Si vos confrères du Monde et de l'AFP ont été agressés (avec une confiscation de passeports et de matériels), il est difficile de s'imaginer que les journalistes congolais, réduits désormais à chanter la messe du dimanche même pendant les jours de la semaine, exerceraient sans s'inquiéter leur métier. Récemment, d'ailleurs, plusieurs intellectuels congolais sont partis à l'étranger, dans des pays d'Afrique ou d'Europe.
Puisque vous êtes aussi français, comment regardez-vous l'attitude de la France face à Denis Sassou-Nguesso ?
À l'automne dernier, souvenez-vous, le président François Hollande avait publiquement validé – sans doute par manque de sens géopolitique africain – le changement arbitraire de la Constitution congolaise lors d'une conférence de presse avec le président malien. C'est cette même Constitution, validée par le président français, qui a finalement permis à Sassou-Nguesso de se représenter après trente-deux ans au pouvoir. Certes, François Hollande s'était vite rétracté par la suite, mais le mal était déjà fait et avait même ouvert la voie à un parti nationaliste français qui s'était immiscé dans le débat congolais. J'étais d'ailleurs navré de remarquer que certains de mes compatriotes épousaient ces dires populistes de dernière minute d'un parti plutôt porté par un élan de nostalgie coloniale. Que ce soit au sujet du Congo ou d'autres pays africains, la France, ces dernières années, a fait preuve d'une grande méconnaissance politique du continent noir.
Est-ce la dernière heure de ce président ?

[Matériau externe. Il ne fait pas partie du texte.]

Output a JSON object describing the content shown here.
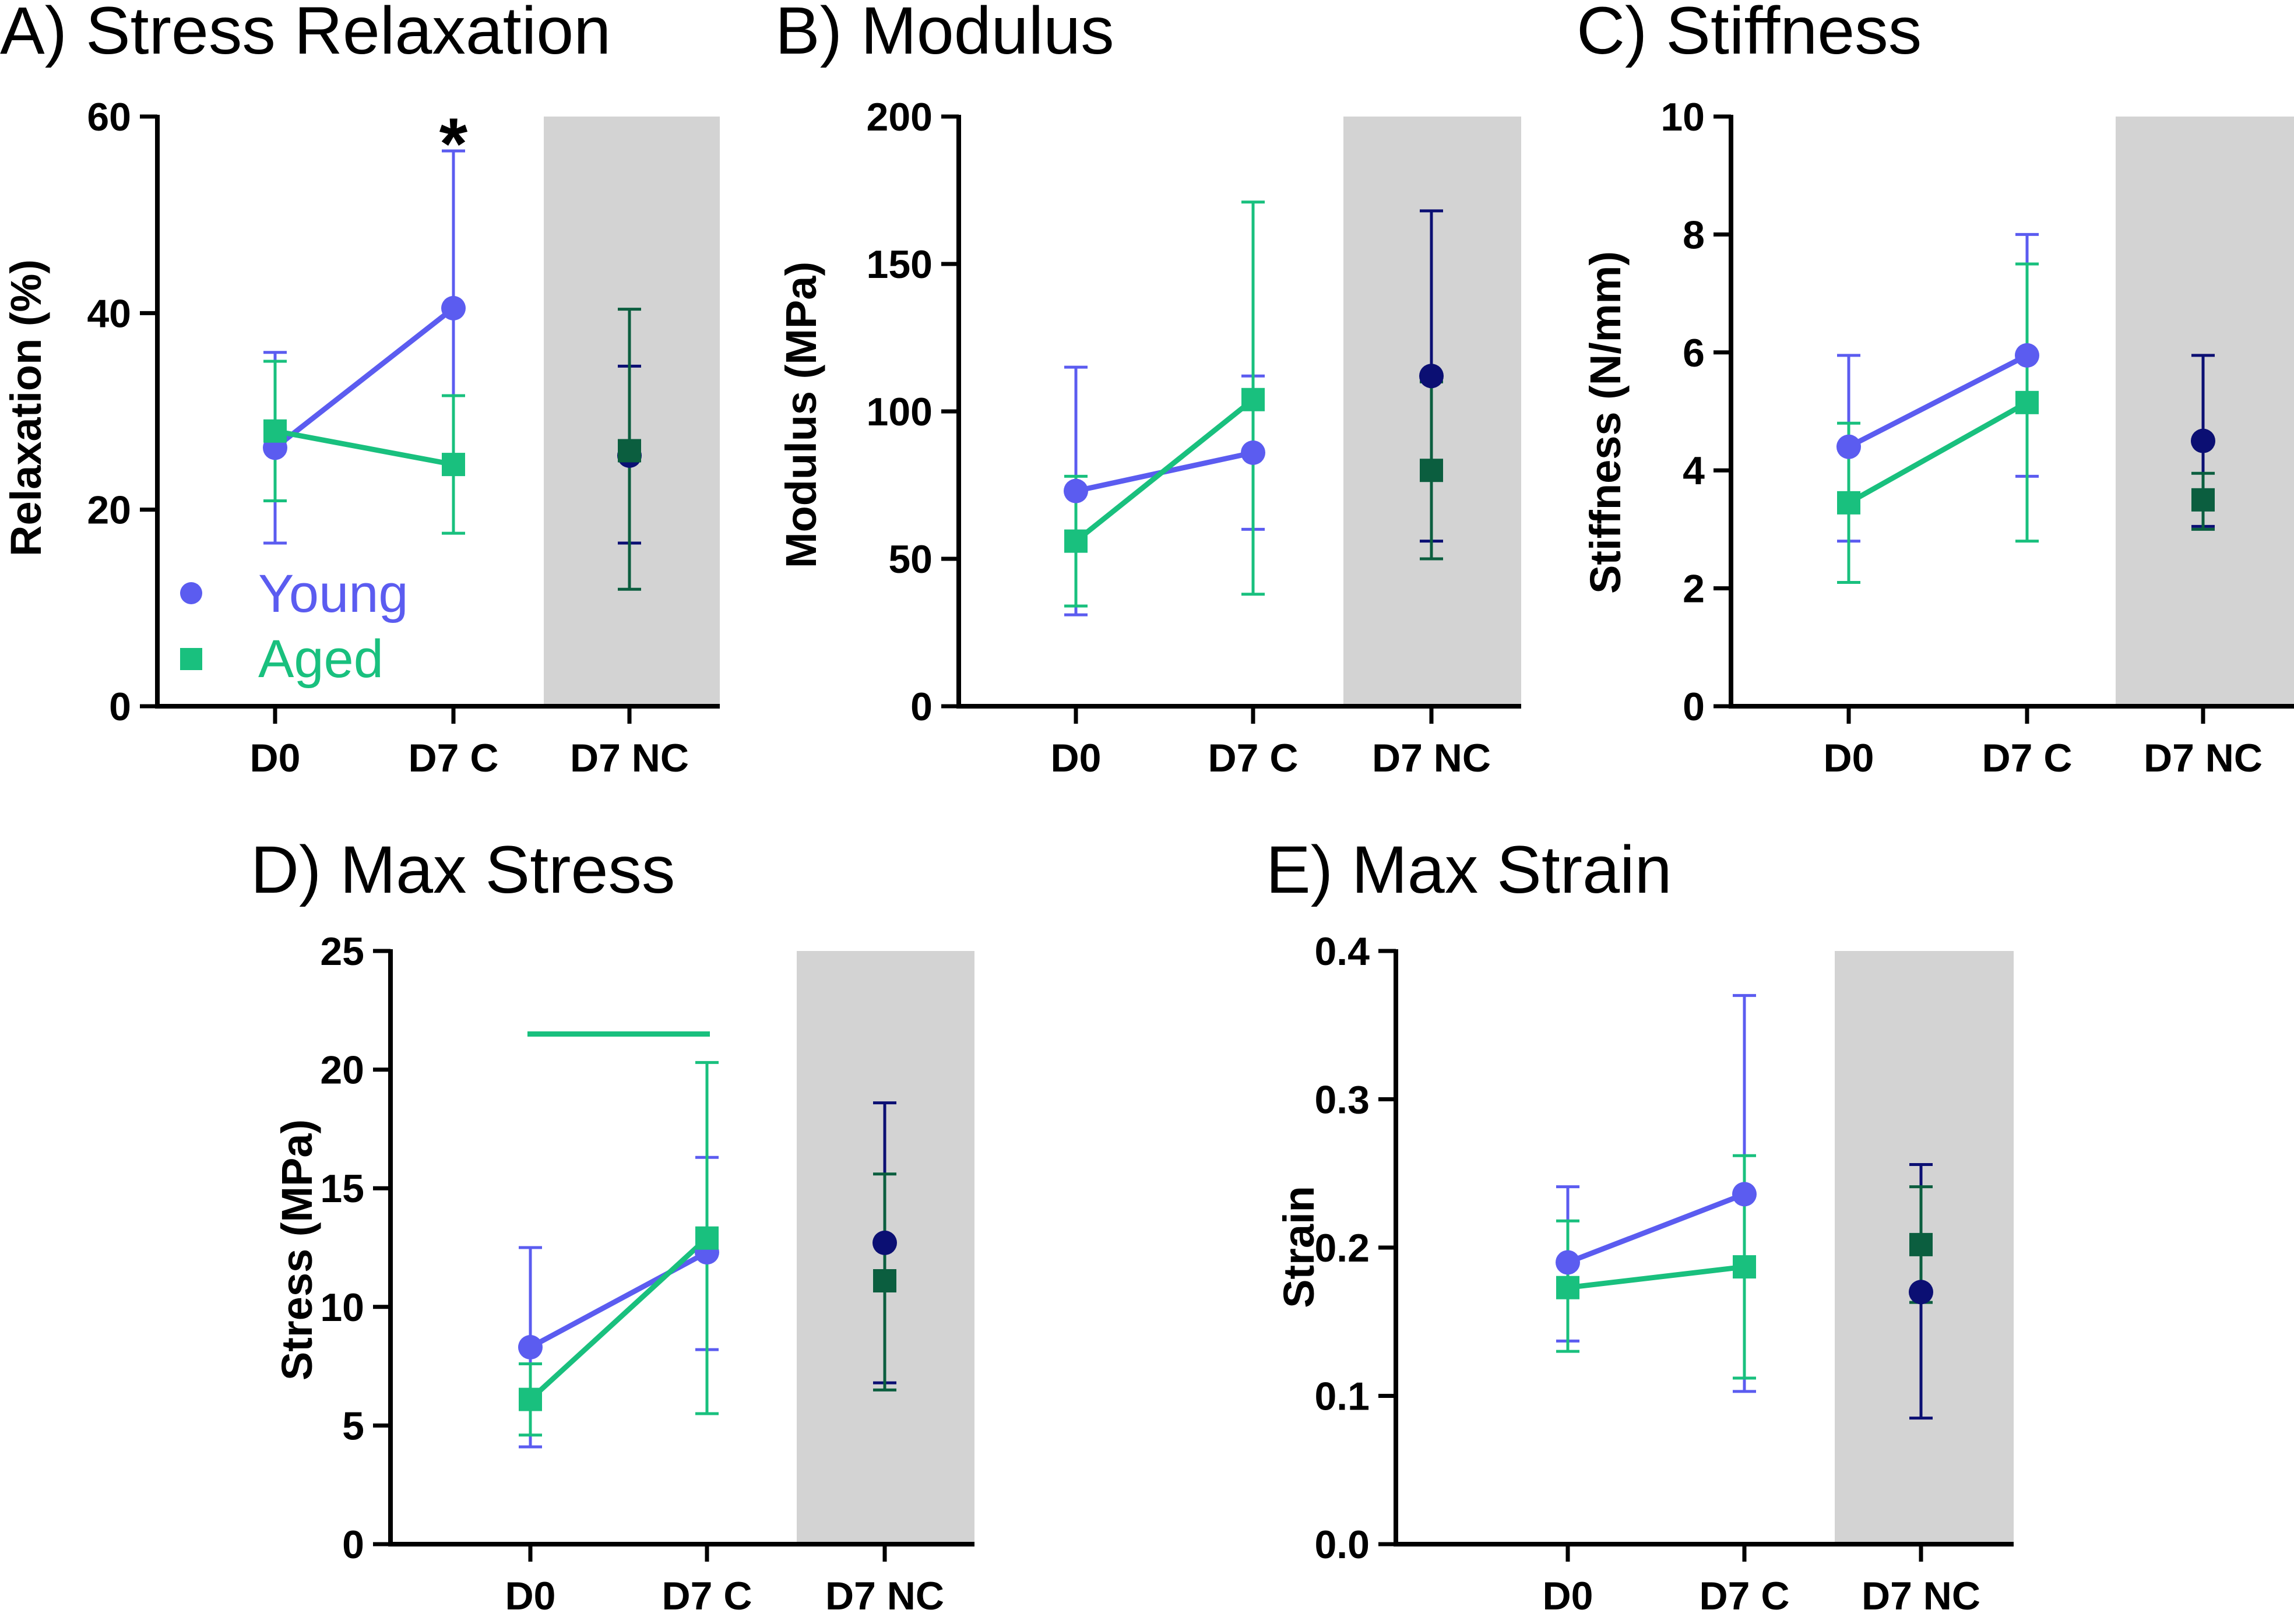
{
  "colors": {
    "young": "#5b5cf0",
    "aged": "#19c07e",
    "nc_young": "#0b0f73",
    "nc_aged": "#0b5e3f",
    "nc_shade": "#d3d3d3",
    "axis": "#000000"
  },
  "legend": {
    "young": "Young",
    "aged": "Aged"
  },
  "chart_data": [
    {
      "id": "A",
      "type": "scatter",
      "title": "A) Stress Relaxation",
      "xlabel": "",
      "ylabel": "Relaxation (%)",
      "categories": [
        "D0",
        "D7 C",
        "D7 NC"
      ],
      "ylim": [
        0,
        60
      ],
      "yticks": [
        "0",
        "20",
        "40",
        "60"
      ],
      "shaded_category": "D7 NC",
      "legend": "inside-bottom-left",
      "annotations": [
        {
          "text": "*",
          "category": "D7 C"
        }
      ],
      "series": [
        {
          "name": "Young",
          "marker": "circle",
          "values": [
            26.3,
            40.5,
            25.5
          ],
          "err_low": [
            16.6,
            24.5,
            16.6
          ],
          "err_high": [
            36.0,
            56.5,
            34.6
          ]
        },
        {
          "name": "Aged",
          "marker": "square",
          "values": [
            28.0,
            24.6,
            26.0
          ],
          "err_low": [
            20.9,
            17.6,
            11.9
          ],
          "err_high": [
            35.1,
            31.6,
            40.4
          ]
        }
      ]
    },
    {
      "id": "B",
      "type": "scatter",
      "title": "B) Modulus",
      "xlabel": "",
      "ylabel": "Modulus (MPa)",
      "categories": [
        "D0",
        "D7 C",
        "D7 NC"
      ],
      "ylim": [
        0,
        200
      ],
      "yticks": [
        "0",
        "50",
        "100",
        "150",
        "200"
      ],
      "shaded_category": "D7 NC",
      "series": [
        {
          "name": "Young",
          "marker": "circle",
          "values": [
            73,
            86,
            112
          ],
          "err_low": [
            31,
            60,
            56
          ],
          "err_high": [
            115,
            112,
            168
          ]
        },
        {
          "name": "Aged",
          "marker": "square",
          "values": [
            56,
            104,
            80
          ],
          "err_low": [
            34,
            38,
            50
          ],
          "err_high": [
            78,
            171,
            110
          ]
        }
      ]
    },
    {
      "id": "C",
      "type": "scatter",
      "title": "C) Stiffness",
      "xlabel": "",
      "ylabel": "Stiffness (N/mm)",
      "categories": [
        "D0",
        "D7 C",
        "D7 NC"
      ],
      "ylim": [
        0,
        10
      ],
      "yticks": [
        "0",
        "2",
        "4",
        "6",
        "8",
        "10"
      ],
      "shaded_category": "D7 NC",
      "series": [
        {
          "name": "Young",
          "marker": "circle",
          "values": [
            4.4,
            5.95,
            4.5
          ],
          "err_low": [
            2.8,
            3.9,
            3.05
          ],
          "err_high": [
            5.95,
            8.0,
            5.95
          ]
        },
        {
          "name": "Aged",
          "marker": "square",
          "values": [
            3.45,
            5.15,
            3.5
          ],
          "err_low": [
            2.1,
            2.8,
            3.0
          ],
          "err_high": [
            4.8,
            7.5,
            3.95
          ]
        }
      ]
    },
    {
      "id": "D",
      "type": "scatter",
      "title": "D) Max Stress",
      "xlabel": "",
      "ylabel": "Stress (MPa)",
      "categories": [
        "D0",
        "D7 C",
        "D7 NC"
      ],
      "ylim": [
        0,
        25
      ],
      "yticks": [
        "0",
        "5",
        "10",
        "15",
        "20",
        "25"
      ],
      "shaded_category": "D7 NC",
      "significance_bar": {
        "from": "D0",
        "to": "D7 C",
        "y": 21.5,
        "series": "Aged"
      },
      "series": [
        {
          "name": "Young",
          "marker": "circle",
          "values": [
            8.3,
            12.3,
            12.7
          ],
          "err_low": [
            4.1,
            8.2,
            6.8
          ],
          "err_high": [
            12.5,
            16.3,
            18.6
          ]
        },
        {
          "name": "Aged",
          "marker": "square",
          "values": [
            6.1,
            12.9,
            11.1
          ],
          "err_low": [
            4.6,
            5.5,
            6.5
          ],
          "err_high": [
            7.6,
            20.3,
            15.6
          ]
        }
      ]
    },
    {
      "id": "E",
      "type": "scatter",
      "title": "E) Max Strain",
      "xlabel": "",
      "ylabel": "Strain",
      "categories": [
        "D0",
        "D7 C",
        "D7 NC"
      ],
      "ylim": [
        0,
        0.4
      ],
      "yticks": [
        "0.0",
        "0.1",
        "0.2",
        "0.3",
        "0.4"
      ],
      "shaded_category": "D7 NC",
      "series": [
        {
          "name": "Young",
          "marker": "circle",
          "values": [
            0.19,
            0.236,
            0.17
          ],
          "err_low": [
            0.137,
            0.103,
            0.085
          ],
          "err_high": [
            0.241,
            0.37,
            0.256
          ]
        },
        {
          "name": "Aged",
          "marker": "square",
          "values": [
            0.173,
            0.187,
            0.202
          ],
          "err_low": [
            0.13,
            0.112,
            0.163
          ],
          "err_high": [
            0.218,
            0.262,
            0.241
          ]
        }
      ]
    }
  ]
}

Tôt ou tard, le jour de l'addition arrivera, car l'éternité est une idée de fakir et de moine, pour reprendre la formule de Jean-Paul Sartre dans Les Mains sales. Le peuple burkinabè a su s'insurger dans la discipline héritée du leader panafricain Thomas Sankara. Il est descendu dans la rue pour renverser un pouvoir qui perdurait depuis plus de vingt ans et pour élire démocratiquement un nouveau chef d'État. En définitive, je dirais que je rêve que le peuple congolais ne verse plus de sang, qu'il se souvienne que Thomas Sankara avait pour modèle le président congolais Marien Ngouabi, assassiné en 1977. « Quand le peuple se met debout, l'impérialisme tremble », clamait alors Thomas Sankara aux États-Unis, à Harlem, le 3 octobre 1984.